RING-fenced budgets for health and overseas aid could jeopardise the UK's economic recovery and future growth, according the Huntingdonshire Chamber of Commerce.

Protecting money allocated to certain budgets and programmes without clear justification will force more drastic cuts to the capital investment essential to the recovery in the long term, said chief executive John Bridge, ahead of next week's emergency budget.

Chancellor George Osborne is widely expected to confirm significant cuts to capital investment plans.

Mr Bridge said it was essential for the Chancellor to put business growth at the heart of government policy, and resist punishing taxes on private sector growth.

"Our greatest fear is that short-term tax increases and cuts to infrastructure spending will damage business confidence and delay economic recovery, hindering job creation and discouraging business investment.
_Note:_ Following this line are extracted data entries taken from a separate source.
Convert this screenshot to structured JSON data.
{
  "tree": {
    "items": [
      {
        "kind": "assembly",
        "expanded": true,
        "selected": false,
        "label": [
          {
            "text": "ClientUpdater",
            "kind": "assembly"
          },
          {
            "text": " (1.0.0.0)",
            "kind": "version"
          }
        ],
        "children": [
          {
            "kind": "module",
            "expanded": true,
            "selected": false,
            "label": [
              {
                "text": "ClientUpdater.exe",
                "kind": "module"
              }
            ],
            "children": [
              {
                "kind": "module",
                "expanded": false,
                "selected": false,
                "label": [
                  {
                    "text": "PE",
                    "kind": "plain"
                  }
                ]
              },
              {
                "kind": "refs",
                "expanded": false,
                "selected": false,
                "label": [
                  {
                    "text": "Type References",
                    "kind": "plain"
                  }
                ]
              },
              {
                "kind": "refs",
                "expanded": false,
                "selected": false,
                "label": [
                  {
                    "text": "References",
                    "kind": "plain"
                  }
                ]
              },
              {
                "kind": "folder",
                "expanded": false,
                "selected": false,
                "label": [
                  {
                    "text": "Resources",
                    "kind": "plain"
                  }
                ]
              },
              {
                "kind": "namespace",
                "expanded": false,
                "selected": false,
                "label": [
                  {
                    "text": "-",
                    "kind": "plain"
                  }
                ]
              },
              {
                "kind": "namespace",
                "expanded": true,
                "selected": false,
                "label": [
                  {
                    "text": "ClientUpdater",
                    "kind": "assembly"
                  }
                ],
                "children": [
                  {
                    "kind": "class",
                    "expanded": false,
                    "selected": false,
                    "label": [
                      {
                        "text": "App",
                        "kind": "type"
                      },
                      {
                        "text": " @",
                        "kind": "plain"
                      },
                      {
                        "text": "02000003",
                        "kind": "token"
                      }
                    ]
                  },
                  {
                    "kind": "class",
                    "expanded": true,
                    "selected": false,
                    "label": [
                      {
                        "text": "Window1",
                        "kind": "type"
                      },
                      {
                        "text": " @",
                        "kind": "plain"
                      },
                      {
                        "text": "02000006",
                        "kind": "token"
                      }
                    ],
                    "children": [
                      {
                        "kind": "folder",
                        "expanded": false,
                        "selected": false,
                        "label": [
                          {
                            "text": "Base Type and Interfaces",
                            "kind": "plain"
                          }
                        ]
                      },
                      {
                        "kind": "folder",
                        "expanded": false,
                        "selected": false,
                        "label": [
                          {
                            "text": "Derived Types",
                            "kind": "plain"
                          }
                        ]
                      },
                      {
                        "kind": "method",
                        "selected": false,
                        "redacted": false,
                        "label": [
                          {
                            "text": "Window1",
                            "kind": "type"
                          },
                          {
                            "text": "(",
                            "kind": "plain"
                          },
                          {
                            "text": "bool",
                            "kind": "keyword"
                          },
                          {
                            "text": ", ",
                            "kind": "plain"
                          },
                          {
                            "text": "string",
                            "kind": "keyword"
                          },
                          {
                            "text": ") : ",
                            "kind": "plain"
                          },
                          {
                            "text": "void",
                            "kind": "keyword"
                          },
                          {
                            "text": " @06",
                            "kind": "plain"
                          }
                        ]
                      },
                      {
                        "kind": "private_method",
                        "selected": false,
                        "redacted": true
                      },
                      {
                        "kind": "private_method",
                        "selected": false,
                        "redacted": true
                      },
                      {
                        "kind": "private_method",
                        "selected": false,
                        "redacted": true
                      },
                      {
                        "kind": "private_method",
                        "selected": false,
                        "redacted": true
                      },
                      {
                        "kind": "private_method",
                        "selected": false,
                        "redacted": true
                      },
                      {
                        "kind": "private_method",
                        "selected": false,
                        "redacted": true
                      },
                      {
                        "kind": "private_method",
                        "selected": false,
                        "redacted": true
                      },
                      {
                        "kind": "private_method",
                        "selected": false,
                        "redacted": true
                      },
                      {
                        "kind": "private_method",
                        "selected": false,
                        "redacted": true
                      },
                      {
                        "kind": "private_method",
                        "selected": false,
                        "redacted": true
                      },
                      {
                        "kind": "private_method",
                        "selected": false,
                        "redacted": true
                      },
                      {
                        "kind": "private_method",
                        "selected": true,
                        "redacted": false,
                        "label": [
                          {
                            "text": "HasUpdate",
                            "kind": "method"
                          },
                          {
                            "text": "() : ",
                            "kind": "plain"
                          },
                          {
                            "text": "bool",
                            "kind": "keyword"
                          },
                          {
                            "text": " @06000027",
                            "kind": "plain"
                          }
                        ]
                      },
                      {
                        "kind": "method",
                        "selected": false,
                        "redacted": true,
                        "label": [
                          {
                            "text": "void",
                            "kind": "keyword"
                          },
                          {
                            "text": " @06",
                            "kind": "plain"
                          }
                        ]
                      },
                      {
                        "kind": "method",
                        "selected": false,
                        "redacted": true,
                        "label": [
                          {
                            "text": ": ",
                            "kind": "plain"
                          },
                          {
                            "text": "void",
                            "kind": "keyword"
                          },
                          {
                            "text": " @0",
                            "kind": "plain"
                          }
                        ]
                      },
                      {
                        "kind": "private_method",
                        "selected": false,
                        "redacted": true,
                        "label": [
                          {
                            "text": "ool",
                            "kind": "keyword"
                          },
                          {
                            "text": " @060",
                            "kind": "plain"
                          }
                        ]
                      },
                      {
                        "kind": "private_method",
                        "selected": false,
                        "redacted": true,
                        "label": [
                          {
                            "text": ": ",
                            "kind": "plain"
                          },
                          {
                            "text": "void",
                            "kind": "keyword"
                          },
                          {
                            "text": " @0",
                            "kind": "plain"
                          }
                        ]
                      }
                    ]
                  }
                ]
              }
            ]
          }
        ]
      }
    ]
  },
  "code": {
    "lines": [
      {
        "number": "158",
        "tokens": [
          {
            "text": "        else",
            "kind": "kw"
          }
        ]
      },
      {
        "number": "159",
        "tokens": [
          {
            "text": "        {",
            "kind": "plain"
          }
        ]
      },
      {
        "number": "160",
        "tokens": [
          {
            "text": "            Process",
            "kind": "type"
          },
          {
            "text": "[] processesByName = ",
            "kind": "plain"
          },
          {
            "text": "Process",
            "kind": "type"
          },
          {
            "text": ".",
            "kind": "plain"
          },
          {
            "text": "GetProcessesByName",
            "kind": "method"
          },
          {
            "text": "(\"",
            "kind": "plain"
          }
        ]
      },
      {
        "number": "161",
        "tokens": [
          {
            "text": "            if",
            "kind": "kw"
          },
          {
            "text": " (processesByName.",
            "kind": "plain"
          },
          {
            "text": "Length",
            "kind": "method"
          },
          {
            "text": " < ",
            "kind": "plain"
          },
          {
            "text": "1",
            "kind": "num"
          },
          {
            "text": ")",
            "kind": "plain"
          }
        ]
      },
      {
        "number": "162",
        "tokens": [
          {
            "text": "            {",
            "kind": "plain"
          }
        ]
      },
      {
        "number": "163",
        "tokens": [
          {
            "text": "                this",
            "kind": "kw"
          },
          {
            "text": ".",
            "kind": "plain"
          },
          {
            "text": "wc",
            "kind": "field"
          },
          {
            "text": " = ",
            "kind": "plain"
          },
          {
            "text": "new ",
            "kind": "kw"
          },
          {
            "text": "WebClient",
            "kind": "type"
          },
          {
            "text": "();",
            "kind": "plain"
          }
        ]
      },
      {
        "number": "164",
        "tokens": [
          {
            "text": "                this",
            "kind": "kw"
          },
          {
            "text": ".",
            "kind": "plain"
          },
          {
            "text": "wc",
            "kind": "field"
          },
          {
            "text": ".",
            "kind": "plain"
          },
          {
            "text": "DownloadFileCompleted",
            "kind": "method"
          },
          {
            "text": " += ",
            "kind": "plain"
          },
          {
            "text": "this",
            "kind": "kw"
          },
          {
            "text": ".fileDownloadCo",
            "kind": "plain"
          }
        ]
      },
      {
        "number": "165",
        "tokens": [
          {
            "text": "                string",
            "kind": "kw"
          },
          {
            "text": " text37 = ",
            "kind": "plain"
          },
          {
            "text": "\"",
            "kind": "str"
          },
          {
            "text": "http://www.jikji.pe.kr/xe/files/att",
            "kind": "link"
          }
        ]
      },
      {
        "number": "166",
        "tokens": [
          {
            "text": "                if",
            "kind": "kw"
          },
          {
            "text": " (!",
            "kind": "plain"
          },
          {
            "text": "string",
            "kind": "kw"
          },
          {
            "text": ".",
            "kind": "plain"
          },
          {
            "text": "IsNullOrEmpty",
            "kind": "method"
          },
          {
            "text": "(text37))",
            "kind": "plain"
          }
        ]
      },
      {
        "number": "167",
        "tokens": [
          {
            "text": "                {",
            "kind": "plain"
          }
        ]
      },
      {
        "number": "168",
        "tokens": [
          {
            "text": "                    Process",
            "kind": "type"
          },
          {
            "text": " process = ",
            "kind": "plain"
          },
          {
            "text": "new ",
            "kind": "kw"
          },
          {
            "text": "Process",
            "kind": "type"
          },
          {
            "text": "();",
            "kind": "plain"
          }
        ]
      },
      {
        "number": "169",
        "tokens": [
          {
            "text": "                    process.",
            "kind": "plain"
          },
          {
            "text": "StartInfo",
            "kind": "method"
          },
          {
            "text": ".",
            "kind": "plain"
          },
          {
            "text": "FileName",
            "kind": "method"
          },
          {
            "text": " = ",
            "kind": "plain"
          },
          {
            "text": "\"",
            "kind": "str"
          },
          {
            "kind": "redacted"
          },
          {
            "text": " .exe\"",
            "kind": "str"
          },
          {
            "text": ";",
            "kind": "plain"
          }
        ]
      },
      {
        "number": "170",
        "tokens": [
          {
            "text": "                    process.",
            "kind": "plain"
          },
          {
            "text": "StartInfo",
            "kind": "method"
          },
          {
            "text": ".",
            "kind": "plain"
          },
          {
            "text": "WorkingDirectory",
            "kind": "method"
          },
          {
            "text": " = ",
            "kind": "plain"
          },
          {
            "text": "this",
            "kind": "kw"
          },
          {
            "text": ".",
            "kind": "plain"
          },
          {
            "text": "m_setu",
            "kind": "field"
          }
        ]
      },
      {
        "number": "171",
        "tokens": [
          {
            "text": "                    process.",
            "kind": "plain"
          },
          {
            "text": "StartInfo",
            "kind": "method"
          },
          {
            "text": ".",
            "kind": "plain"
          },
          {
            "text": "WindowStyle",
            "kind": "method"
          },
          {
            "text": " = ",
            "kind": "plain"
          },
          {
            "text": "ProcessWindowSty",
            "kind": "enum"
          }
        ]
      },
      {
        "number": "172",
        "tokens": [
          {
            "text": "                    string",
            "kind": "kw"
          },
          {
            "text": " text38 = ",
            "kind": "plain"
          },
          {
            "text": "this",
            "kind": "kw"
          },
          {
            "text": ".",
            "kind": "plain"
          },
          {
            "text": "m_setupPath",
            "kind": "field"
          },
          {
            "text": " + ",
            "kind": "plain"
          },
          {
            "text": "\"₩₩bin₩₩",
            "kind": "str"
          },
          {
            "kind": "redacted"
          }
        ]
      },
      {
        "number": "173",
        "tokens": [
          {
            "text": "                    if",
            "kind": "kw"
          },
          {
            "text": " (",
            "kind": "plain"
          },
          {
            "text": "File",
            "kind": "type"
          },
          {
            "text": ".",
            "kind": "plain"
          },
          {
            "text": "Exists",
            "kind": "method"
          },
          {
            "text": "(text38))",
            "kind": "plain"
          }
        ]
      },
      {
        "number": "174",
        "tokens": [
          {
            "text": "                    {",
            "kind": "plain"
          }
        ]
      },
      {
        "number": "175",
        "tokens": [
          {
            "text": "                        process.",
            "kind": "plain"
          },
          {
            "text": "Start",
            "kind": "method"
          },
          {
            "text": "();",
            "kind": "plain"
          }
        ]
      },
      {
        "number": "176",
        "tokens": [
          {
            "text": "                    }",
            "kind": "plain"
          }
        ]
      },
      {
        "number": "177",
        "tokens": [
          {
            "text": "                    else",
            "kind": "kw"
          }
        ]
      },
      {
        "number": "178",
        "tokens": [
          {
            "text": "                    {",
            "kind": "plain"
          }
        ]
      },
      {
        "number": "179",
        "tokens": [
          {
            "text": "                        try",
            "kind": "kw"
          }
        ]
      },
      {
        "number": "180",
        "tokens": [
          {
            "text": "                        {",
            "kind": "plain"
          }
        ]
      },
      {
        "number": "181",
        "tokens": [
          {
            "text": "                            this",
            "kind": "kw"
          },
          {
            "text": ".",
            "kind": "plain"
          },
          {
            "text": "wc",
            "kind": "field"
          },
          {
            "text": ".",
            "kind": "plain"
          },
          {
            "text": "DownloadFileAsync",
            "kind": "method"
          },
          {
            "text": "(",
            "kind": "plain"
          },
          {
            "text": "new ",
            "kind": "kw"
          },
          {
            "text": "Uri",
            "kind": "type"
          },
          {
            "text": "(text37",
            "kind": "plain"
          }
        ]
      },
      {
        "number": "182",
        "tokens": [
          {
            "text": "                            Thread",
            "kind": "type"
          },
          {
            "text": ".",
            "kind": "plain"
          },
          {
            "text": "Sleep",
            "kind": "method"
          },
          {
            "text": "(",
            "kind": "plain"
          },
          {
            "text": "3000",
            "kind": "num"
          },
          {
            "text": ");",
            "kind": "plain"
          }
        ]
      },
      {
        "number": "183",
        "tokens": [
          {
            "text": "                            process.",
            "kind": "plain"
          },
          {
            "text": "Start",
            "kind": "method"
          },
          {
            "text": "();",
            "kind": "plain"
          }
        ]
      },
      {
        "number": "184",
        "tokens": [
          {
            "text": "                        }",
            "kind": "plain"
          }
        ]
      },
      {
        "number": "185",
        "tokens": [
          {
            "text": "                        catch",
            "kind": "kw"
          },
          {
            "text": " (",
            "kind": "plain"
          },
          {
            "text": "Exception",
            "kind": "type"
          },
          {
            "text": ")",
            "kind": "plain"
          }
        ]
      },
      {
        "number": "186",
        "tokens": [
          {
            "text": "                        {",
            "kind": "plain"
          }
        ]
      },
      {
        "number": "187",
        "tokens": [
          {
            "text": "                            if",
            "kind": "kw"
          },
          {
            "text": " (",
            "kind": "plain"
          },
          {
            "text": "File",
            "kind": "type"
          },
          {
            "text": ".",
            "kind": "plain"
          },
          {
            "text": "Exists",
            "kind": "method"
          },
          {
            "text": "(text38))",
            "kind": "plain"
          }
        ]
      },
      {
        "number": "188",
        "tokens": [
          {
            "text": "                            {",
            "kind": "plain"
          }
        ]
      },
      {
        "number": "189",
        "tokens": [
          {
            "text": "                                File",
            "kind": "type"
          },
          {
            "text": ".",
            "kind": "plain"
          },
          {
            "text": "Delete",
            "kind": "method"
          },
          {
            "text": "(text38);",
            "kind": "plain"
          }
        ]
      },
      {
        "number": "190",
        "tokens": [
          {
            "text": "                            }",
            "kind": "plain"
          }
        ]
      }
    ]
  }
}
"While we do not endorse spending your way out of a recession, indiscriminately slashing investment in infrastructure will have a catastrophic effect on the private sector's ability to drive the economy forward. The decision to ring-fence spending on health and overseas aid is less than sensible and unsustainable in the current circumstances, unavoidably resulting in deeper and more drastic cuts to important investment elsewhere.

The East of England was relying on a "sensible and co-ordinated strategic approach" to help it remain one of the three most productive areas of the UK, added Mr Bridge.

"In particular the renewal of transport infrastructure must continue, even in the face of the toughest public spending climate in decades.

"Our members would like to see the Chancellor turn his attention to the public sector wage bill, which is utterly out of touch with the real world, and commit to the urgent reforms needed to rein in the huge costs of public sector pensions."

"The government must avoid punishing new taxes that negatively affect private sector growth. Short-term revenue gains would be outweighed by longer-term economic consequences, from reduced business investment to lower rates of job creation. If tax rises are unavoidable, they should be targeted at consumption taxes rather than payroll, income or profits."